EPSTEIN: Well, you know, there were no windows 20 years ago. Windows basically are a way that the studios release their movies in sequence to different media. So first it goes to the movie theaters, then it goes to the video shops, then it goes to pay-per-view, then it goes to pay TV, and then it goes to regular TV. And those different windows are basically delays. Now as the movie audience gets smaller and smaller--now we're back to the death spiral--the argument of the home entertainment divisions are `Why should we delay our release at all? We're a retail business.' So there's tremendous pressure: `Let's do away with the windows. Let's just sell--have everything come out all at once and sort itself out.'

BRAND: And what's wrong with that?

EPSTEIN: Well, the first thing is that it'll kill the movie theaters and send them into bankruptcy. The movie theaters are in the business of traffic: people going through, buying a ticket, and then buying popcorn and soda. And theaters have fixed costs. They have to pay rent and leases and interests and employees. If the audience is reduced by even 5 or 10 percent, they all go into bankruptcy. In 19--pardon me--2001, half the theaters in the world were in bankruptcy.
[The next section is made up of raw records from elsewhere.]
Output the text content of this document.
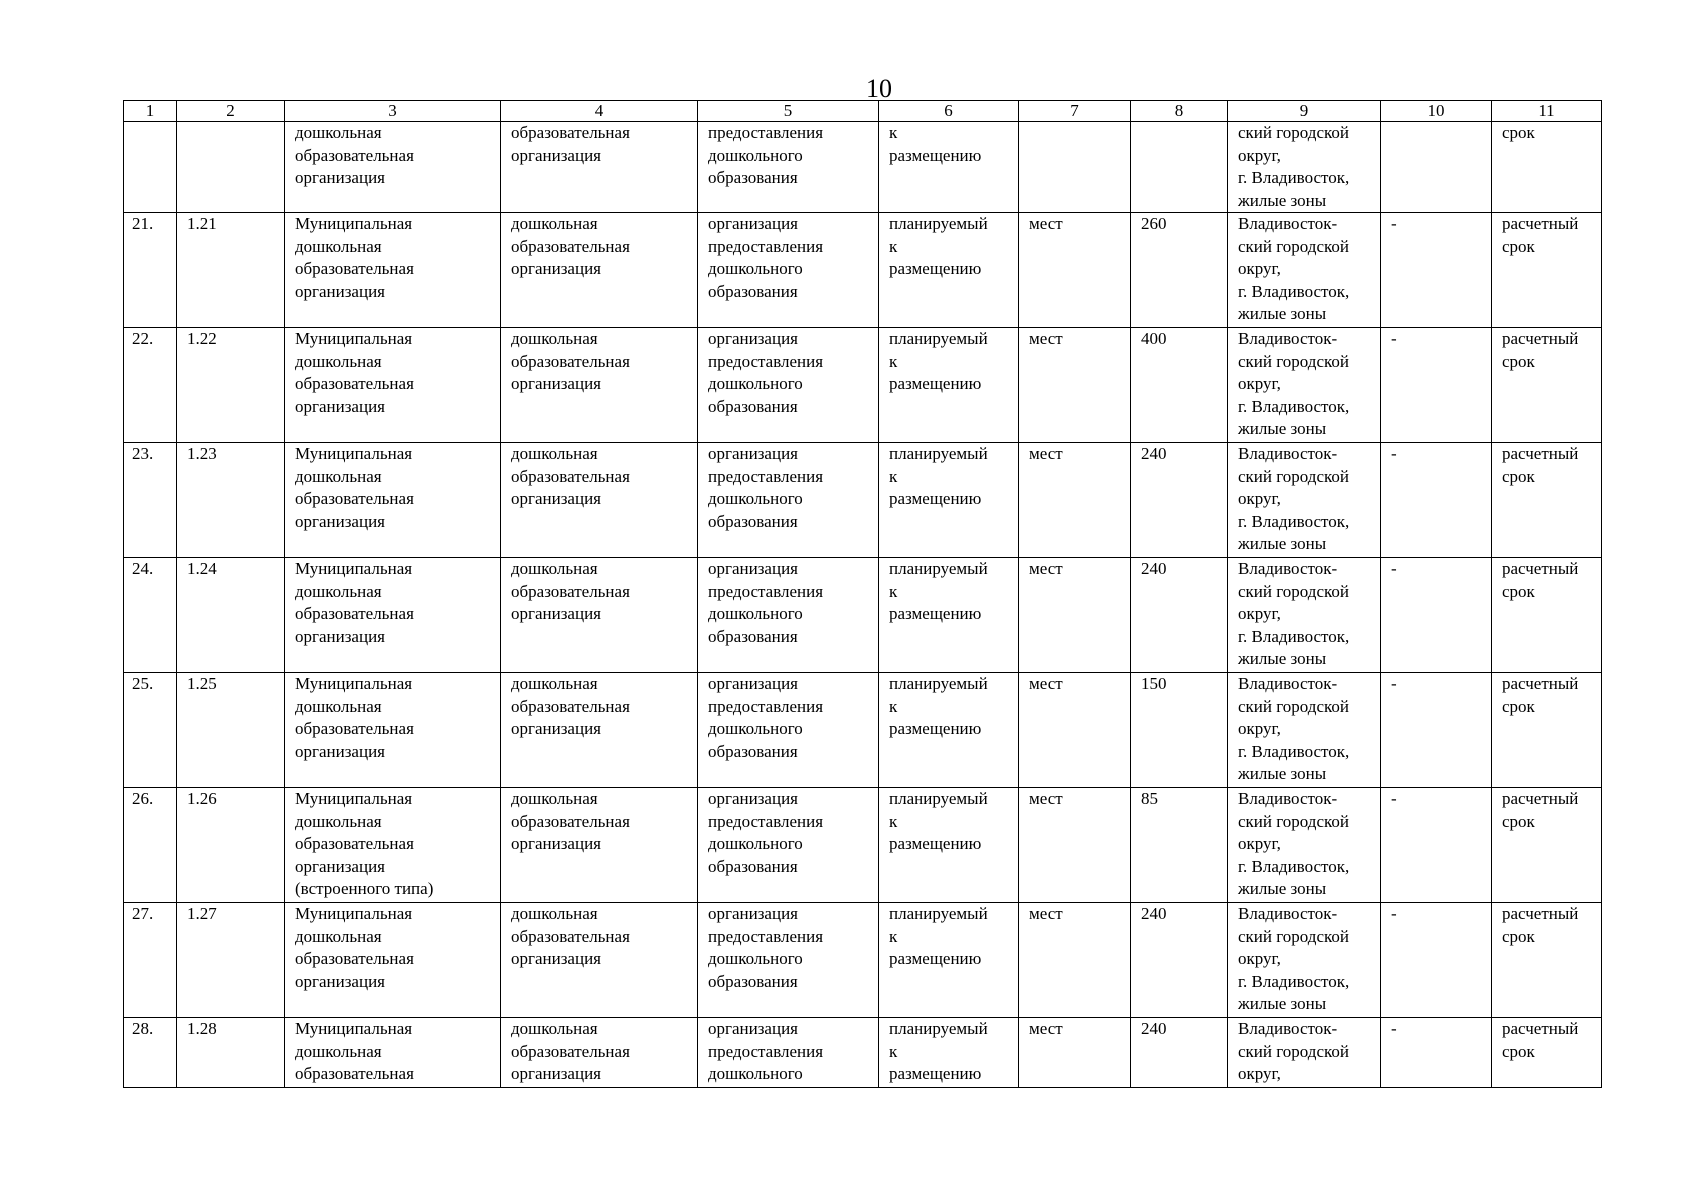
10
1	2	3	4	5	6	7	8	9	10	11
		дошкольная
образовательная
организация	образовательная
организация	предоставления
дошкольного
образования	к
размещению			ский городской
округ,
г. Владивосток,
жилые зоны		срок
21.	1.21	Муниципальная
дошкольная
образовательная
организация	дошкольная
образовательная
организация	организация
предоставления
дошкольного
образования	планируемый
к
размещению	мест	260	Владивосток-
ский городской
округ,
г. Владивосток,
жилые зоны	-	расчетный
срок
22.	1.22	Муниципальная
дошкольная
образовательная
организация	дошкольная
образовательная
организация	организация
предоставления
дошкольного
образования	планируемый
к
размещению	мест	400	Владивосток-
ский городской
округ,
г. Владивосток,
жилые зоны	-	расчетный
срок
23.	1.23	Муниципальная
дошкольная
образовательная
организация	дошкольная
образовательная
организация	организация
предоставления
дошкольного
образования	планируемый
к
размещению	мест	240	Владивосток-
ский городской
округ,
г. Владивосток,
жилые зоны	-	расчетный
срок
24.	1.24	Муниципальная
дошкольная
образовательная
организация	дошкольная
образовательная
организация	организация
предоставления
дошкольного
образования	планируемый
к
размещению	мест	240	Владивосток-
ский городской
округ,
г. Владивосток,
жилые зоны	-	расчетный
срок
25.	1.25	Муниципальная
дошкольная
образовательная
организация	дошкольная
образовательная
организация	организация
предоставления
дошкольного
образования	планируемый
к
размещению	мест	150	Владивосток-
ский городской
округ,
г. Владивосток,
жилые зоны	-	расчетный
срок
26.	1.26	Муниципальная
дошкольная
образовательная
организация
(встроенного типа)	дошкольная
образовательная
организация	организация
предоставления
дошкольного
образования	планируемый
к
размещению	мест	85	Владивосток-
ский городской
округ,
г. Владивосток,
жилые зоны	-	расчетный
срок
27.	1.27	Муниципальная
дошкольная
образовательная
организация	дошкольная
образовательная
организация	организация
предоставления
дошкольного
образования	планируемый
к
размещению	мест	240	Владивосток-
ский городской
округ,
г. Владивосток,
жилые зоны	-	расчетный
срок
28.	1.28	Муниципальная
дошкольная
образовательная	дошкольная
образовательная
организация	организация
предоставления
дошкольного	планируемый
к
размещению	мест	240	Владивосток-
ский городской
округ,	-	расчетный
срок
BRAND: So that brings us to the second proposal that you're calling the `"Godfather" scenario.'

EPSTEIN: Right. Now what some very clever people in the studios have said is, `Look, as long as we're keeping the theaters in business, they should pay us. We should offer them a deal they can't refuse. They give us a bigger percentage of the box office, and we guarantee not to release the video for six months.'

BRAND: That sounds pretty good.

EPSTEIN: Well, it would be pretty good, except the theaters, they can have the worst of both worlds. They now pay more money to the studios, and for all they know, people are still going to wait for the DVDs. They have no guarantee, and they lose their profit margins. So the theaters are simply not going to go along with it.

BRAND: OK, so the third proposal is a compromise?
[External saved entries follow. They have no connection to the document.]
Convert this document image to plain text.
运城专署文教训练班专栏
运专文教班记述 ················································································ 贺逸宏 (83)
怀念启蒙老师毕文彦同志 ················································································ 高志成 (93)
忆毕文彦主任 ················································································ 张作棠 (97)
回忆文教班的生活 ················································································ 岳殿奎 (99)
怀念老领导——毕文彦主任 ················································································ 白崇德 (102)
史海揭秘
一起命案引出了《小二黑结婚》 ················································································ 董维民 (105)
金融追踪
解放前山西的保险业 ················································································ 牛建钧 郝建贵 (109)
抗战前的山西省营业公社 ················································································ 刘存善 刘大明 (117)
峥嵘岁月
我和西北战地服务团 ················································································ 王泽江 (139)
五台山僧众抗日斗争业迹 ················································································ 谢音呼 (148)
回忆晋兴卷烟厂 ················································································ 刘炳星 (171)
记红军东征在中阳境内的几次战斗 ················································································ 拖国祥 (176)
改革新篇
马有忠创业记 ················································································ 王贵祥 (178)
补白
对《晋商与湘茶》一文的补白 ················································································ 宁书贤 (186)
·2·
EPSTEIN: Well, the third proposal is to have different windows for different movies so that a movie that's very successful--let's say "Madagascar"--and doing very well in the theaters, they keep the window for six months. And then they do a triage like they do on the battlefield. And movies that even in their focus groups and their pretestings before they're released don't look like they're going to have much word-of-mouth and much audience, they send them to the theaters for a token period--'cause that's in the contracts--and then they send them direct to DVD or video. So there are three different scenarios, but none of them seem that they could work.

BRAND: None of them would work? So what's Hollywood going to do?
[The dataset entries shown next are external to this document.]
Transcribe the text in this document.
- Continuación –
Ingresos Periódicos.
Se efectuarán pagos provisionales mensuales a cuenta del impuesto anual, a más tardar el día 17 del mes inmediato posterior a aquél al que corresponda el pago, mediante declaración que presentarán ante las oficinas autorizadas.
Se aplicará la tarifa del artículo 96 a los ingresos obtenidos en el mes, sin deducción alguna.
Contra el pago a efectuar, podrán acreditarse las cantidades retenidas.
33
EPSTEIN: Well, what people I speak to in Hollywood say is `Denial is a solution.' Just deny the problem exists, let the spiral slowly spin out of control, and then deal with the problem. One likely outcome is the movie theater as a form of mass entertainment might disappear. What you always are going to have is a core audience of movie buffs who are going to go to movie theaters. But they might be very small, very limited number, and be literally like people who listen to vinyl records rather than CDs.

BRAND: Well, those have made a comeback, so maybe there is some hope.

EPSTEIN: Right. I hope so.

BRAND: Opinion and analysis from Edward Jay Epstein. He's the author of "The Big Picture" and he writes Slate's Hollywood Economist column.

Thanks for joining us.

EPSTEIN: Thank you very much, Madeleine.

BRAND: More coming up on DAY TO DAY from NPR News.